The BACE dataset contains the SMILES representation of compounds and their corresponding pIC50 values. The data format is as follows:

mol,pIC50
CC(C)(C)C(=O)N1CCN(CC1)C2CCCCC2,7.25
CC(C)(C)C(=O)N1CCN(CC1)C2CCCCC2,6.93
...

Here, the mol column represents the SMILES of the compound, and pIC50 is the target variable, representing the compound’s binding affinity to BACE-1.

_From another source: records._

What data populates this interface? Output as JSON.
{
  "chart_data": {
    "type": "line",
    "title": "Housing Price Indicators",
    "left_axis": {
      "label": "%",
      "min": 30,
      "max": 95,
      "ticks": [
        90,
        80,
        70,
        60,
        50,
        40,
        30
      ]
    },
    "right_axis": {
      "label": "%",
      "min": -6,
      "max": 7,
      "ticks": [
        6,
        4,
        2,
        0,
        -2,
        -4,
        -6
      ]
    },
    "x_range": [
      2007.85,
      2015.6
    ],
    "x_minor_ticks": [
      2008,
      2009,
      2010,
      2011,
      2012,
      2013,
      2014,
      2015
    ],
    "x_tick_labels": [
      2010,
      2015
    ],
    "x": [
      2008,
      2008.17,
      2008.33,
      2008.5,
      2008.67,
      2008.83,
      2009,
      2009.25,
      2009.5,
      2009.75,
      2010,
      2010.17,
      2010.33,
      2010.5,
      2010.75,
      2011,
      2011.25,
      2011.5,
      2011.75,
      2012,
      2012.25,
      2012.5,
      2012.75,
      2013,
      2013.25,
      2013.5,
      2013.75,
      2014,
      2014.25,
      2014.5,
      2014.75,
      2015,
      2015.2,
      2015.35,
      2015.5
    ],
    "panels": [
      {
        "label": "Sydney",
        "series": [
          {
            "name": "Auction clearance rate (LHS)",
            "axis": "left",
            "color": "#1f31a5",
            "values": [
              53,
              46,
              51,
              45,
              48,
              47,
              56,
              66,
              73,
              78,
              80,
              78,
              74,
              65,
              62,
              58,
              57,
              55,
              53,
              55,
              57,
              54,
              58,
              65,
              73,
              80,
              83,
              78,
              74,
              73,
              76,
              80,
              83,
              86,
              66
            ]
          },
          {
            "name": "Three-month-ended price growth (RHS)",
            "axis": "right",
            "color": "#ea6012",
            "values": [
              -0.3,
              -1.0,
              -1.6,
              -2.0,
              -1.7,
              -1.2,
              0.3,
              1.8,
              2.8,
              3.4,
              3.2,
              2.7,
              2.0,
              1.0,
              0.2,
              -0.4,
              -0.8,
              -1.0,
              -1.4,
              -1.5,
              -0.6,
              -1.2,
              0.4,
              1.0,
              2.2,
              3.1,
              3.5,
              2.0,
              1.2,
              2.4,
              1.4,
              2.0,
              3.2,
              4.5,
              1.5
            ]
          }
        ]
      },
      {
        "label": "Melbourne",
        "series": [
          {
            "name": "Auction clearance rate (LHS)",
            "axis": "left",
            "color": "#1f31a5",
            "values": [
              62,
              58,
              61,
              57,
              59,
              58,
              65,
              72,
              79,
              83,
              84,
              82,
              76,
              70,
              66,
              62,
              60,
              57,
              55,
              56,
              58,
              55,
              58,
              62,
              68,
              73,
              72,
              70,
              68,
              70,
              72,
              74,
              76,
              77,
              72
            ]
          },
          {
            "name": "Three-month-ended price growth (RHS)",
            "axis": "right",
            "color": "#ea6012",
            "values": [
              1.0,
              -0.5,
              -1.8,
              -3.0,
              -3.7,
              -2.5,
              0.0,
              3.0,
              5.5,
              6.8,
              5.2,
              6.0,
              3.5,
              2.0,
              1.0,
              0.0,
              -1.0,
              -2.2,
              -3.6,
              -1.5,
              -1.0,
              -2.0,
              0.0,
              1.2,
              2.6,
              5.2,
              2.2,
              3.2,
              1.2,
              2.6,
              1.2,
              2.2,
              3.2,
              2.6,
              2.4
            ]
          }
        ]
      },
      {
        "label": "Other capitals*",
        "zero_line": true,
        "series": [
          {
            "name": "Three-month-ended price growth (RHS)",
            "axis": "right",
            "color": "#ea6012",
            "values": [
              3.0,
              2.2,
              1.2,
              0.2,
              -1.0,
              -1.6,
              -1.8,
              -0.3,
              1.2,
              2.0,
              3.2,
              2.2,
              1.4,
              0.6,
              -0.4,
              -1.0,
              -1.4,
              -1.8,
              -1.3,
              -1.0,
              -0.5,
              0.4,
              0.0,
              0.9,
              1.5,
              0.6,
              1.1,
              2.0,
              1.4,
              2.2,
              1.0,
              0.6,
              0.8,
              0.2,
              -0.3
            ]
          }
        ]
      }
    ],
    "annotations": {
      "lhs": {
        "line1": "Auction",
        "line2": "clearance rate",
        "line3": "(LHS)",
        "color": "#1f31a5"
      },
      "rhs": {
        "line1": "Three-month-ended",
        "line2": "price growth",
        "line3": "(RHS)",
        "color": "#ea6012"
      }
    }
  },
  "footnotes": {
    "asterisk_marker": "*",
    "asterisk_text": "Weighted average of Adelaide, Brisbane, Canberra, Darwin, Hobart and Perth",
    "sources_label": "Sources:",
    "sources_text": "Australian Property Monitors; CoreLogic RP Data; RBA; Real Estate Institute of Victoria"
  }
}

Training the Regression Model

PyaiVS provides a simple interface for training regression models. Below is an example of how to train a model to predict pIC50 values:

from script import model_bulid

# Step 1: Train the model and optimize hyperparameters
best_settings = model_bulid.running(
    './dataset/bace_reg.csv',       # Path to the input data
    out_dir='./dataset/bace_reg/out_file',            # Output directory to save trained models
    split=["random"],               # Data splitting method (here we use random)
    model=["SVM"],                  # Models to use (supports SVM, XGBoost, Random Forest, etc.)
    FP=["MACCS"],                   # Molecular fingerprints (here we use MACCS)
    key="rmse",                     # Evaluation metric (here we use RMSE)
    task_type="reg",                # Specify as a regression task
    cpus=4                          # Number of CPUs to use
)

In this code, we specify that we want to train an SVM model using MACCS molecular fingerprints and evaluate using RMSE (Root Mean Squared Error). The data is split randomly using the random method, but other options like scaffold or cluster can also be used.

Activity Prediction

Once the model is trained and evaluated, you can use the trained model to screen a set of compounds and predict their pIC50 values. Below is an example of how to screen compounds:

from script import virtual_screen

# Step 2: Activity Prediction with the Best Model
virtual_screen.model_screen(
    best_settings=best_settings,                     # Pass the trained model configuration
    screen_file="./database/compounds_to_screen.csv",   # Path to the compound library to be screened
    smiles_col="smiles",                             # SMILES column name
    output_file="./dataset/bace_reg/result/result_svm_maccs_random_rmse_reg.csv",  # Output file name
    task_type="reg"                                  # Specify as a regression task
)

Output Results

After activity prediction is completed, PyaiVS will generate a CSV file containing the predicted pIC50 values for each compound. The output file will contain the SMILES string of each compound along with its corresponding predicted pIC50 value. For example:

smiles,predict_value
CC(C)(C)C(=O)N1CCN(CC1)C2CCCCC2,7.22
CC(C)(C)C(=O)N1CCN(CC1)C2CCCCC2,6.95
...

Congratulations! You have now successfully completed your regression task using PyaiVS, predicting activity values for your compounds.